Today marks the end of our Advent preparation. On Sunday we will light the white candle at the centre of the Advent wreath, symbolizing the birth of Christ. Love the guest will have arrived. Our spiritual houses may not be as well prepared as we would like. We may not feel ready for God. We may not feel that we have any great calling, or that we have any great gifts to offer. But then again, neither did Mary. All God asked of Mary was to bring Jesus into the world. God will ask the same of us, Christ’s followers, that we leave church and show the light of Christ to the world as Christ’s servants.
Long ago, the Christian writer and mystic Master Eickhardt wrote these words.
We are all meant to be mothers of God.
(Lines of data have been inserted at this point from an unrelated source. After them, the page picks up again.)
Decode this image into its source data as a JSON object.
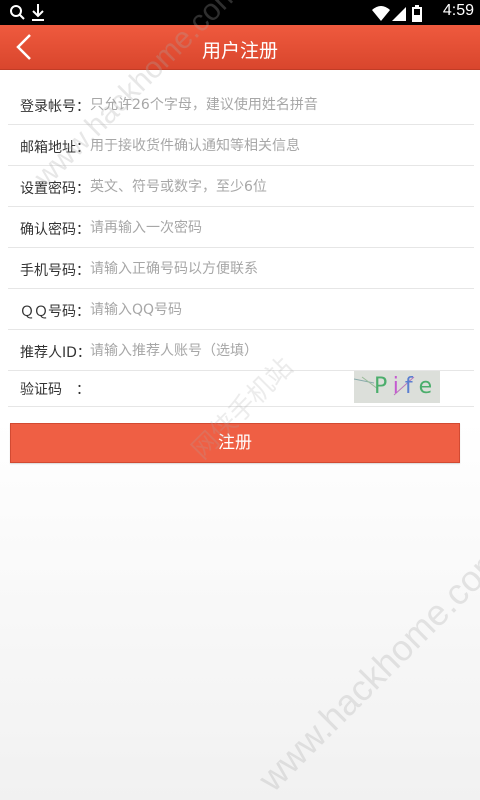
{
  "status_bar": {
    "time": "4:59",
    "left_icons": [
      "search-icon",
      "download-icon"
    ],
    "right_icons": [
      "wifi-icon",
      "signal-icon",
      "battery-icon"
    ]
  },
  "header": {
    "title": "用户注册",
    "back_icon": "chevron-left-icon",
    "color": "#e8513a"
  },
  "form": {
    "fields": [
      {
        "label": "登录帐号：",
        "placeholder": "只允许26个字母，建议使用姓名拼音"
      },
      {
        "label": "邮箱地址：",
        "placeholder": "用于接收货件确认通知等相关信息"
      },
      {
        "label": "设置密码：",
        "placeholder": "英文、符号或数字，至少6位"
      },
      {
        "label": "确认密码：",
        "placeholder": "请再输入一次密码"
      },
      {
        "label": "手机号码：",
        "placeholder": "请输入正确号码以方便联系"
      },
      {
        "label": "ＱＱ号码：",
        "placeholder": "请输入QQ号码"
      },
      {
        "label": "推荐人ID：",
        "placeholder": "请输入推荐人账号（选填）"
      }
    ],
    "captcha": {
      "label": "验证码　：",
      "placeholder": "",
      "image_text": "Pife"
    }
  },
  "actions": {
    "register_label": "注册",
    "button_color": "#ef5f44"
  },
  "watermark": {
    "text": "www.hackhome.com",
    "cn_text": "网侠手机站"
  }
}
What good is it to me if this eternal birth of the divine Son takes place unceasingly but does not take place within myself? And, what good is it to me if Mary is full of grace if I am not also full of grace? What good is it to me for the Creator to give birth to his Son if I do not also give birth to him in my time and my culture? Then, then, is the fullness of time: When the Son of God is begotten in us.
This Sunday the angel comes to us as he did to Mary and asks us the same question. “How will you bring the love of God in Jesus to the world?” This is how we are all called to serve. And may our answer be, with Mary, “Here am I, the servant of the Lord; let it be with me according to your word”. Amen.